Development of a Real-Time Lane Departure Warning System for Varying Severity Levels Using a Sparse 3-D Lidar Sensor

The study proposes a mechanism to robustly identify lane markings using sparse point cloud and offers a practical solution for detecting different types of vehicle movement based on their severity levels which have not been addressed in existing literature. Ground surface was first separated out from 3-D point cloud data collected from lidar sensors in dynamic conditions using a random sample consensus (RANSAC) algorithm. Within the ground plane, curb points were segregated using a modified Z-score and a curb line was generated using RANSAC. After getting tilt information, outlier points were removed, and lane marking points were segregated from road surface based on intensity values.

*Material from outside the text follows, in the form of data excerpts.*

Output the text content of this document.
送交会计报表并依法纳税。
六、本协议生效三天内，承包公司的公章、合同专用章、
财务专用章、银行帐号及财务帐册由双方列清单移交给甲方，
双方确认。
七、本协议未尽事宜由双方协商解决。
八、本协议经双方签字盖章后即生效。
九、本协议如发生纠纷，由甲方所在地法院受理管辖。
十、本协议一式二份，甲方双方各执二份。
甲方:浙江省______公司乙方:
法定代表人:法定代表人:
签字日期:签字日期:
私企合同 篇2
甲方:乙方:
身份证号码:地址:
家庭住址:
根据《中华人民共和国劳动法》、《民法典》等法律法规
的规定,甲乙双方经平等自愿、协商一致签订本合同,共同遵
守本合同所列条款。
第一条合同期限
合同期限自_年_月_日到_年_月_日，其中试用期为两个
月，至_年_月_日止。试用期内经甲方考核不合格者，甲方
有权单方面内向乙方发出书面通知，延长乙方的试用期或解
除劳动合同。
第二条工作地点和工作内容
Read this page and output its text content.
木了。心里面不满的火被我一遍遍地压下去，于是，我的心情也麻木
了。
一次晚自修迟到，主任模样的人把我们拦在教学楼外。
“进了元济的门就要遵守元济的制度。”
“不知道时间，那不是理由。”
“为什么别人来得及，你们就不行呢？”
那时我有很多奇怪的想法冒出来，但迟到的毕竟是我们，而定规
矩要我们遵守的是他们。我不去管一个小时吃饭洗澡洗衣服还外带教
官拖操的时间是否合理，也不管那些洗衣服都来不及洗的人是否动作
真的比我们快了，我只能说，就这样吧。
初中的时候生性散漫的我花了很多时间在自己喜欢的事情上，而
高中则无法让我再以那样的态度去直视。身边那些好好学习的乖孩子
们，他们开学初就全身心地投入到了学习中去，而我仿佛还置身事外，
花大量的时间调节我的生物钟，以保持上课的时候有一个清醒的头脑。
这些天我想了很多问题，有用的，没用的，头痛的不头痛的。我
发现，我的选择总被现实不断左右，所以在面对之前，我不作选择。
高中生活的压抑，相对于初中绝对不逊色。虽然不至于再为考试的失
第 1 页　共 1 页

Further, a window search algorithm was employed to get the lane marking points within each window, and a ridge regression (regularization) method was used for polynomial fitting of lane marking lines. Based on the minimum vertical deviation, the best fitted lane line was selected and other lines were parallel fitted accordingly. The system was designed to continuously monitor the vehicle position compared with detected lanes. When a vehicle begins to drift within or outside its designated lane or approaches a lane boundary without the turn signal being activated, the system issues a warning to the driver. The proposed method achieves an accuracy of 99.87% and precision of 98.01%, demonstrating its robustness. With an average run duration of 40 ms per frame, the suggested algorithm can operate in real time. The proposed system will help drivers improve lane keeping behavior, maintain lane discipline, and prevent crashes resulting from unintentional lane departures.